大野 均(東芝ラグビー部ブレイブルーパス)

おおの・ひとし●1978年、福島県生まれ。清陵情報高校を経て、97年日本大学工学部に進学。大学に入ってからラグビーを始める。大学4年のときに、国体の福島選抜に入る。2001年大学を卒業後、東芝に入社。国際試合は2004年の韓国戦が初キャップ。以来、07年と11年のワールドカップを経験。ポジションはロック。ニックネームは「キン」。著書に『ラグビーに生きる』がある。

ラグビーに生きる。

大好きなコトバだ。愛称『キンちゃん』こと、ロック大野均がこのコトバを使うと、妙に納得したくなる。

35歳。日本代表のキャップ(国別試合出場)数はFW史上最多の「77」を数え、2013年、トップリーグ(TL)の東芝の試合もフル出場した。まさに「鉄人」。

師走の某日。試合後、「元気ですね?」と声をかけると、「まだイケると思いますよ」と接触プレーで擦り切れた顔を和ませた。

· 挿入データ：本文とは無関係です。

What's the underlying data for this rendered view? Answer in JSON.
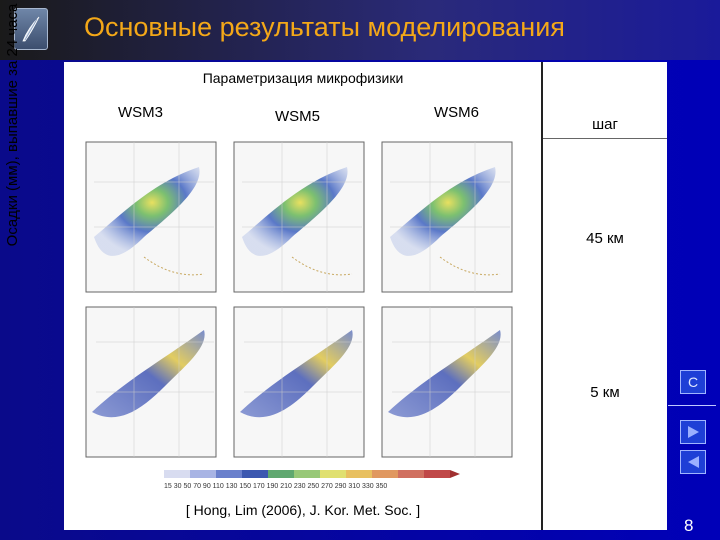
{
  "slide": {
    "title": "Основные результаты моделирования",
    "subtitle": "Параметризация микрофизики",
    "columns": [
      "WSM3",
      "WSM5",
      "WSM6"
    ],
    "y_label": "Осадки (мм), выпавшие за 24 часа",
    "step_header": "шаг",
    "rows": [
      {
        "step": "45  км"
      },
      {
        "step": "5  км"
      }
    ],
    "citation": "[ Hong, Lim (2006), J. Kor. Met. Soc. ]",
    "page_number": "8",
    "nav": {
      "c_label": "C"
    },
    "colorbar_ticks": "15  30  50  70  90  110 130 150 170 190 210 230 250 270 290 310 330 350"
  },
  "colors": {
    "title": "#f4a818",
    "background": "#0000b8",
    "panel": "#ffffff",
    "nav_button": "#1e3fd6"
  }
}
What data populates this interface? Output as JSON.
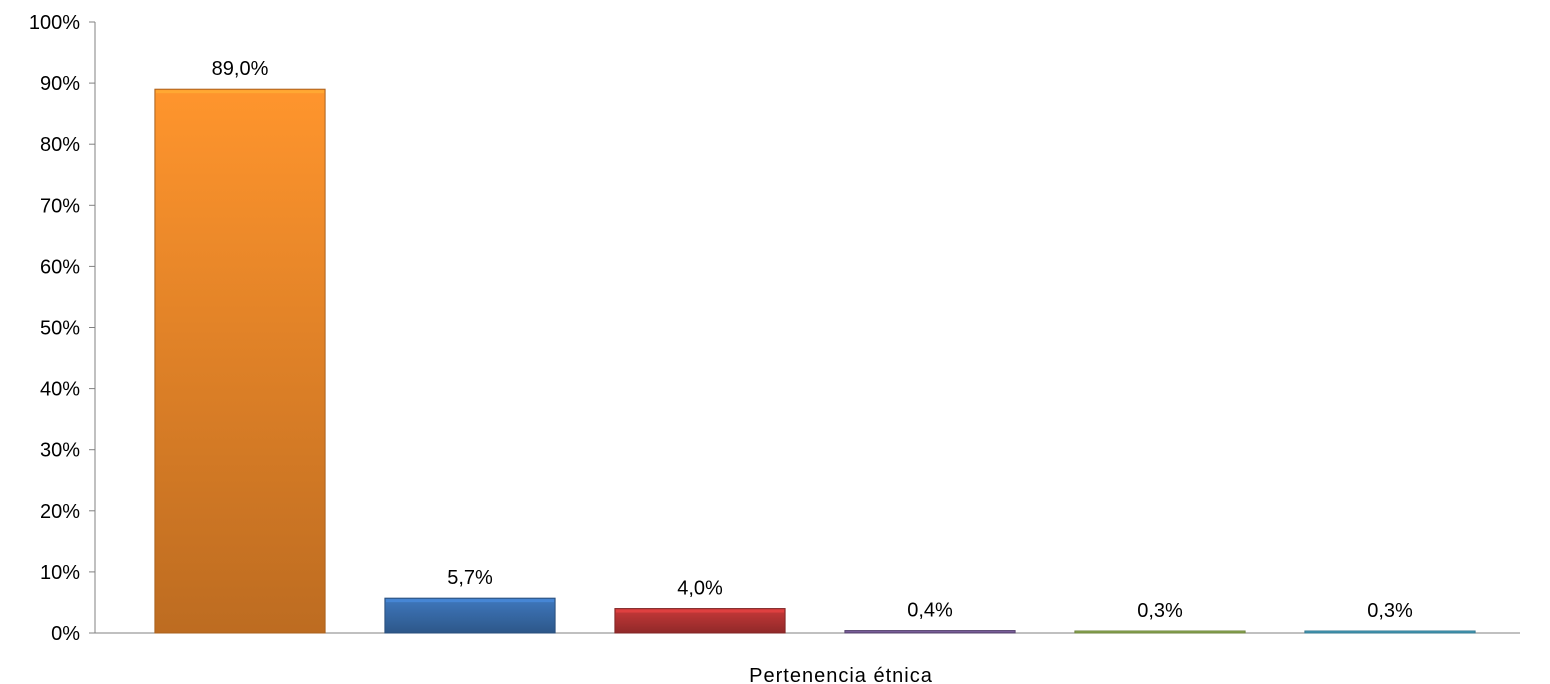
{
  "chart_data": {
    "type": "bar",
    "xlabel": "Pertenencia étnica",
    "ylabel": "",
    "ylim": [
      0,
      100
    ],
    "y_ticks": [
      "0%",
      "10%",
      "20%",
      "30%",
      "40%",
      "50%",
      "60%",
      "70%",
      "80%",
      "90%",
      "100%"
    ],
    "grid": false,
    "legend": "none",
    "bars": [
      {
        "value": 89.0,
        "label": "89,0%",
        "color": "#f28a2a"
      },
      {
        "value": 5.7,
        "label": "5,7%",
        "color": "#3a6fb0"
      },
      {
        "value": 4.0,
        "label": "4,0%",
        "color": "#b83535"
      },
      {
        "value": 0.4,
        "label": "0,4%",
        "color": "#7e61a0"
      },
      {
        "value": 0.3,
        "label": "0,3%",
        "color": "#9aba58"
      },
      {
        "value": 0.3,
        "label": "0,3%",
        "color": "#4aaacb"
      }
    ]
  }
}
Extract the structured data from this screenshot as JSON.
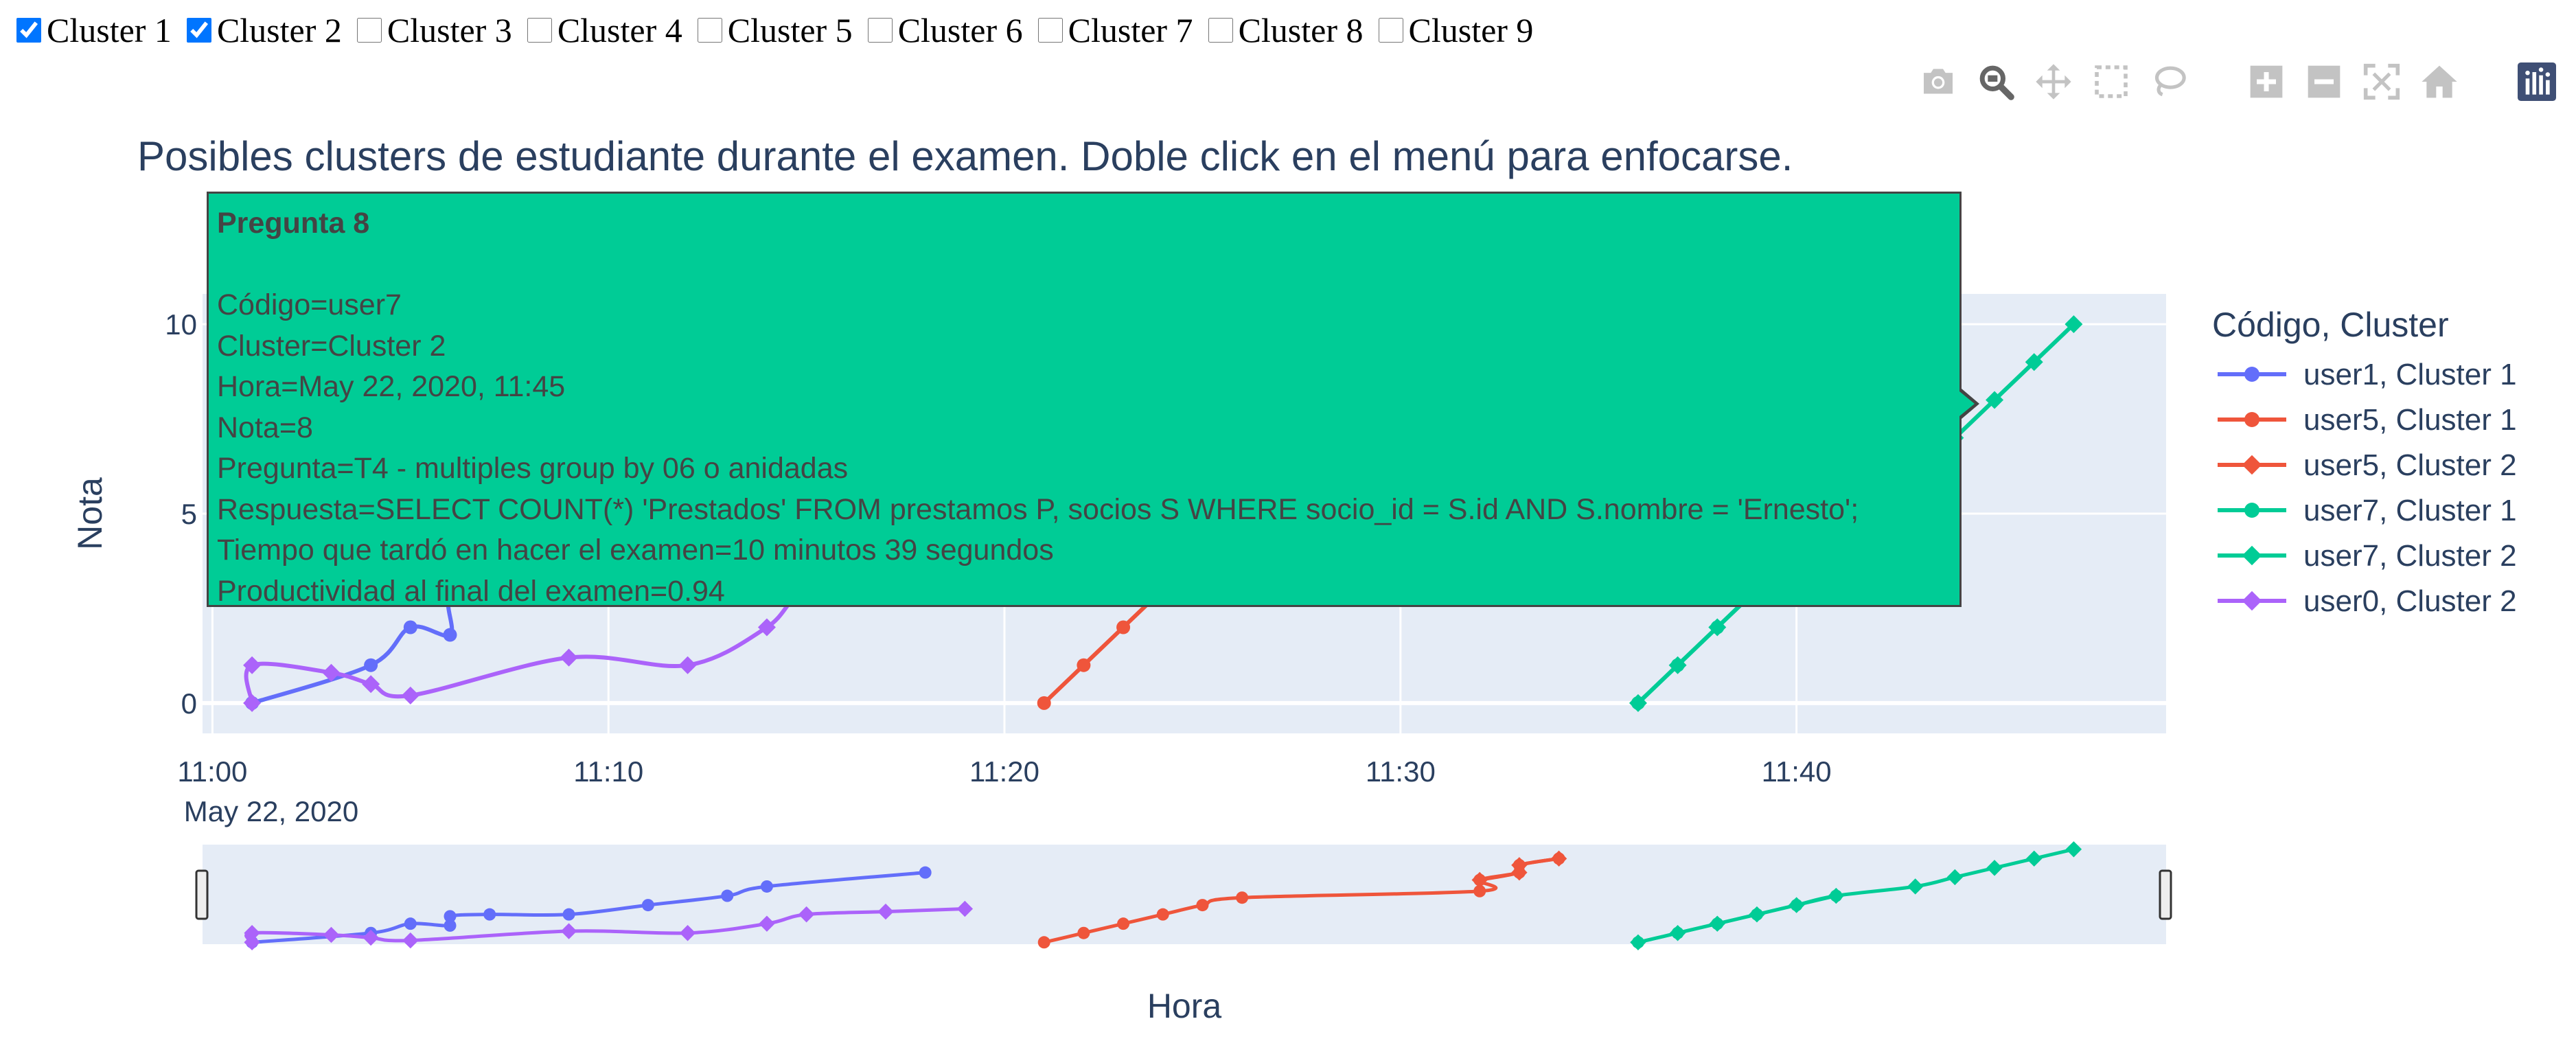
{
  "filter": {
    "clusters": [
      {
        "label": "Cluster 1",
        "checked": true
      },
      {
        "label": "Cluster 2",
        "checked": true
      },
      {
        "label": "Cluster 3",
        "checked": false
      },
      {
        "label": "Cluster 4",
        "checked": false
      },
      {
        "label": "Cluster 5",
        "checked": false
      },
      {
        "label": "Cluster 6",
        "checked": false
      },
      {
        "label": "Cluster 7",
        "checked": false
      },
      {
        "label": "Cluster 8",
        "checked": false
      },
      {
        "label": "Cluster 9",
        "checked": false
      }
    ]
  },
  "modebar": {
    "icons": [
      "camera-icon",
      "zoom-icon",
      "pan-icon",
      "box-select-icon",
      "lasso-select-icon",
      "zoom-in-icon",
      "zoom-out-icon",
      "autoscale-icon",
      "reset-axes-icon",
      "plotly-logo-icon"
    ],
    "active": "zoom-icon"
  },
  "hover": {
    "title": "Pregunta 8",
    "lines": [
      "Código=user7",
      "Cluster=Cluster 2",
      "Hora=May 22, 2020, 11:45",
      "Nota=8",
      "Pregunta=T4 - multiples group by 06 o anidadas",
      "Respuesta=SELECT COUNT(*) 'Prestados' FROM prestamos P, socios S WHERE socio_id = S.id AND S.nombre = 'Ernesto';",
      "Tiempo que tardó en hacer el examen=10 minutos 39 segundos",
      "Productividad al final del examen=0.94"
    ],
    "color": "#00cc96"
  },
  "chart_data": {
    "type": "line",
    "title": "Posibles clusters de estudiante durante el examen. Doble click en el menú para enfocarse.",
    "xlabel": "Hora",
    "ylabel": "Nota",
    "x_axis_type": "date",
    "x_ticks": [
      "11:00",
      "11:10",
      "11:20",
      "11:30",
      "11:40"
    ],
    "x_date_label": "May 22, 2020",
    "xlim": [
      "10:59:45",
      "11:49:20"
    ],
    "y_ticks": [
      0,
      5,
      10
    ],
    "ylim": [
      -0.8,
      10.8
    ],
    "range_slider_ylim": [
      -0.2,
      10.5
    ],
    "legend": {
      "title": "Código, Cluster",
      "placement": "right"
    },
    "grid": true,
    "series": [
      {
        "name": "user1, Cluster 1",
        "color": "#636efa",
        "marker": "circle",
        "x": [
          "11:01",
          "11:04",
          "11:05",
          "11:06",
          "11:06",
          "11:07",
          "11:09",
          "11:11",
          "11:13",
          "11:14",
          "11:18"
        ],
        "y": [
          0,
          1,
          2,
          1.8,
          2.8,
          3,
          3,
          4,
          5,
          6,
          7.5
        ]
      },
      {
        "name": "user5, Cluster 1",
        "color": "#ef553b",
        "marker": "circle",
        "x": [
          "11:21",
          "11:22",
          "11:23",
          "11:24",
          "11:25",
          "11:26",
          "11:32",
          "11:32",
          "11:33",
          "11:33",
          "11:34"
        ],
        "y": [
          0,
          1,
          2,
          3,
          4,
          4.8,
          5.5,
          6.7,
          7.5,
          8.3,
          9
        ]
      },
      {
        "name": "user5, Cluster 2",
        "color": "#ef553b",
        "marker": "diamond",
        "x": [
          "11:32",
          "11:33",
          "11:33",
          "11:34"
        ],
        "y": [
          6.7,
          7.5,
          8.3,
          9
        ]
      },
      {
        "name": "user7, Cluster 1",
        "color": "#00cc96",
        "marker": "circle",
        "x": [
          "11:36",
          "11:37",
          "11:38",
          "11:39",
          "11:40",
          "11:41"
        ],
        "y": [
          0,
          1,
          2,
          3,
          4,
          5
        ]
      },
      {
        "name": "user7, Cluster 2",
        "color": "#00cc96",
        "marker": "diamond",
        "x": [
          "11:36",
          "11:37",
          "11:38",
          "11:39",
          "11:40",
          "11:41",
          "11:43",
          "11:44",
          "11:45",
          "11:46",
          "11:47"
        ],
        "y": [
          0,
          1,
          2,
          3,
          4,
          5,
          6,
          7,
          8,
          9,
          10
        ]
      },
      {
        "name": "user0, Cluster 2",
        "color": "#ab63fa",
        "marker": "diamond",
        "x": [
          "11:01",
          "11:01",
          "11:03",
          "11:04",
          "11:05",
          "11:09",
          "11:12",
          "11:14",
          "11:15",
          "11:17",
          "11:19"
        ],
        "y": [
          0,
          1,
          0.8,
          0.5,
          0.2,
          1.2,
          1,
          2,
          3,
          3.3,
          3.6
        ]
      }
    ]
  }
}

「体力はまだ、ガタ落ちはしていません。エディーさん(ジョーンズ=日本代表ヘッドコーチ)がジャパンでやろうとしていることを常に試合で意識しています。例えば、当たる時の低さだったり、動き出しのはやさだったり……。まだ成長したいと思っています」

いつも全力投球。試合中、足がつっても、その足をひきずりながら走り続ける。密集には頭からガツンガツンと突っ込んでいく。ハートがあるのだろう、激しいプレーでチームを引っ張る。

192cm、105kg。タフである。みんなが疲れてくるラスト20分、大野の動きがガゼン、目立ってくる。

疲れないのか?

「そりゃ、人間だからしんどいですよ。でも僕がしんどい時は、相手もしんどいので。自分が動けば、もっとチームがラクになる。昔から、しんどい時に動かなくて負けたらホント悔しいだろうと思って、走っています」

ユニークな経歴である。福島県郡山市出身。高校時代までは野球に熱中し、日大工学部に進んでラグビー部に入った。全国的には弱小チームだった。でもひょんなことから、東芝ラグビー部のコーチを務めていた薫田真広さん(現・ラグビーW杯日本代表戦略室長)の目にとまり、いきなり日本のトップレベルの東芝に入ることになった。

東芝のトライアウト練習で肩を亜脱臼しながらも、弱音ひとつ吐かず、プレーを続けたのは有名な話だ。なぜ、タフなのか?

「頑丈なからだもありますが、この試合、勝ちたいと思うからです。試合が終わったあと、しんどかったから、ミスがあったから、と後悔しなくないんです」

W杯には、2007年大会、11年大会に出場した。11年の前回W杯では、日本の最終戦が終わった夜、ニュージーランドのネイピアの街の酒場で偶然一緒に飲んだことがある。その大会、日本は1分け3敗。大野はビールを片手にこう、漏らした。

「W杯にはオトコの生き様が出るのです。4年間、ふだんの練習だけじゃない。グラウンド外でも、どう自分を磨いているのかが、大事なんです」

モットーが『灰になっても、まだ燃える』。例え、燃え尽きても、まだ燃える。キンちゃんは走る。頭から相手FWにぶつかっていくのである。